Ryan Stanton, rstanton@ExplorerNews.com

Nov. 30, 2005 - If Roadrunner Elementary School looks cooler than it did last week, thank the several hundred students who helped plant 22 trees on its playground on the day before Thanksgiving.

The early morning dig Nov. 23 proved to be more difficult than anticipated, with rock-hard dirt slowing the progress of metal shovels and pickaxes. But within an hour, students put their heads together to plant shade trees across a large area that was mostly foliage-free beforehand.

Sixth-grader Eduardo Torres worked feverishly to dig a hole to plant a three-foot mesquite tree, while classmate Austin Maudsley ran back and forth, bringing containers of water to help moisten the ground. Nearby, one of the youngest volunteers, 5-year-old A.J. Marcer, helped shovel the first few piles of dirt for a tree that stood slightly taller than him.

Trico Electric donated the small trees - a mixture of oak, desert willow, mesquite, pine and ash - as part of its Operation Cool Shade program. School officials are hoping this will be the first step toward a serious upgrade of the school's landscaping, including improvements to the playground, which boasts more barren dirt than areas where students can enjoy shade.

"We desperately need shade in various areas," said Principal Michael Hitchcock, who said he fully supports the efforts of fourth-grade teacher Keli Dungan, the driving force behind the project.

Dungan, a longtime Marana resident, spearheaded the project in hopes that her students will help design a master landscape plan for Roadrunner, 16651 W. Calle Carmela, that includes plants, gardens, benches, patios and a pond in the school's courtyard. She plans to relate each aspect of the project to what her students are learning in class, she said.

"The more attachment they have and feeling of belonging to their school, the better they'll take care of the community," said Dungan, who spent her Thanksgiving weekend watering and caring for the newly-planted trees.

"What else to be thankful for than such a donation to the school?" she said.

Dungan said she began pushing the idea of a landscape project at Roadrunner last year after hearing about Operation Cool Shade, a program in which Trico distributes shade trees to its customers to help beautify their homes and save money on electric bills.

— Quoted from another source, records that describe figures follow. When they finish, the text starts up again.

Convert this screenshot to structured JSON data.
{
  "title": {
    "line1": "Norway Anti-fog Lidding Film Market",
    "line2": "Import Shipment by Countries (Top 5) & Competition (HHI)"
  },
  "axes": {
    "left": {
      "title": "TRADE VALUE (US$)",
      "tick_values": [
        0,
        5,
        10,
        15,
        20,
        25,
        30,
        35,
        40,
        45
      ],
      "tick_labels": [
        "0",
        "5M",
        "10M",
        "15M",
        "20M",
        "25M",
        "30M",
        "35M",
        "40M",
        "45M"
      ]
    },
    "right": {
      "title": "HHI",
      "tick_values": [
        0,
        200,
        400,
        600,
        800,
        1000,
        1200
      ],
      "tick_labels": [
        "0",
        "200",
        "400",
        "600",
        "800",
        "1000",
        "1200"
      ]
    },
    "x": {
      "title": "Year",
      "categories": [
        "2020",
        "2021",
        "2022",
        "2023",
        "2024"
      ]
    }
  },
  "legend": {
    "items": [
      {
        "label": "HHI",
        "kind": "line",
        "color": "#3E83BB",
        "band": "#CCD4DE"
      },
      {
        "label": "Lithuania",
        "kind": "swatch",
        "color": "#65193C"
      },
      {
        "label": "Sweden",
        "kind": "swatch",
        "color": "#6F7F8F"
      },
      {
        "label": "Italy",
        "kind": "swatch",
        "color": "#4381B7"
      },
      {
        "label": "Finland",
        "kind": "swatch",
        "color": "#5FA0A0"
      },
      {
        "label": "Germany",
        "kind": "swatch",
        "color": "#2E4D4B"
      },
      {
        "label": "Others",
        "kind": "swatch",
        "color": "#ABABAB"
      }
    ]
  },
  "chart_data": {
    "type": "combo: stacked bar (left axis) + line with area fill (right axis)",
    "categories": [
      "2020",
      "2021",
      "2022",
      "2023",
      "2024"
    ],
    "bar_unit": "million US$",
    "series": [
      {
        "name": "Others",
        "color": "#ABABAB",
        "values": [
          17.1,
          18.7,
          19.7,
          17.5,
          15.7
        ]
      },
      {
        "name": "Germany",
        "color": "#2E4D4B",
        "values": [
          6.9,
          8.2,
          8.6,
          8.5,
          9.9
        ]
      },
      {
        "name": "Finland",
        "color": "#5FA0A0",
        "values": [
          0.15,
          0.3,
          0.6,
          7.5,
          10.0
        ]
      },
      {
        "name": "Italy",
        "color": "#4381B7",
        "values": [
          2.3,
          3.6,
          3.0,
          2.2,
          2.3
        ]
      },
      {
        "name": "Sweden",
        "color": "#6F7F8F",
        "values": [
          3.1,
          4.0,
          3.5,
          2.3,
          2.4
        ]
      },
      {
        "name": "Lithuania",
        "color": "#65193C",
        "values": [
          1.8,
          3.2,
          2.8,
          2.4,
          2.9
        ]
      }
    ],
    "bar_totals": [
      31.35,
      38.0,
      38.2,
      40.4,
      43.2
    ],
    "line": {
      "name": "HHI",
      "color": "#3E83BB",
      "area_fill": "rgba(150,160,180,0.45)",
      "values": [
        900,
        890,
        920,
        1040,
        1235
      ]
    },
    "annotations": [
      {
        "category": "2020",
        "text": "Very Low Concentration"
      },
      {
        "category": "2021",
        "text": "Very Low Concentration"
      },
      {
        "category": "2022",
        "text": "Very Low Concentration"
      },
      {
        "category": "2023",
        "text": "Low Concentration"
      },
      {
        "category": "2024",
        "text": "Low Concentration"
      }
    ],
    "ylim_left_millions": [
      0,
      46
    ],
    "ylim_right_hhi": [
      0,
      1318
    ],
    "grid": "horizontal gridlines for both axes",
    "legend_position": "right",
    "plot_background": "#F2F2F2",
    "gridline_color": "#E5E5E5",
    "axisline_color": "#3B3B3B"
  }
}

Dungan said she approached officials at the power company who informed her about two weeks ago that they'd be happy to donate leftover trees to Roadrunner.

"We had kids so excited that they were telling their parents they could not go on vacation for Thanksgiving until after the trees were planted," she said, adding that classrooms are also stepping up to adopt trees to make sure they receive proper care throughout the school year.

Sixth-graders Joanne Emerick and Aubree Laeman know they won't be at the school long enough to see the trees grow to their full size, but they're confident other generations of students will make sure their efforts prove worthwhile.

"We didn't want to do it at first because we thought it would just be dirty, but now it's kind of fun and I think it's cool to be involved," Laeman said as she helped to plant a tree last week. "I think it will put more beauty into the school."

After the dig, fourth-graders wrote essays from the perspective of the trees they helped plant. Dungan told her students to write about how their tree will feel as it starts to grow and spread its roots.

"I want you to think about the life of that poor little tree," she said. "It's getting a new home, but where did it come from and how did it get here?"

Fourth-graders Danielle Hogan and Monique Moreland wrote essays in which they said the tree needs love and care. Classmate Savannah Moore drew a picture and wrote a short essay in which she said the tree enjoys the company of birds and other animals.

Fourth-grade teacher Karen Sayers had her students make books with drawings of the trees they planted and a short essay about what the trees need to survive.

"I think this is a great opportunity, and I think it's going to encourage more development of the rest of the playground," Sayers said of last week's effort.

Dungan said the school will be writing for grants to help fund a drip-irrigation system, and she's looking for an organization to sponsor a weather station at the school. She eventually wants to have a space where students can perform science activities in nature, including gardens where they can study plant lifecycles and wildlife, she said.

Hitchcock, who thanks Dungan for getting the ball rolling, said the project has just begun and the school will probably seek grants to help fund many of the components, including a butterfly garden.

"Keli is a person who definitely cares about her community, and her enthusiasm and love for learning is a part of her classroom," Hitchcock said. "Her love for the community is a big part of what drives all of this."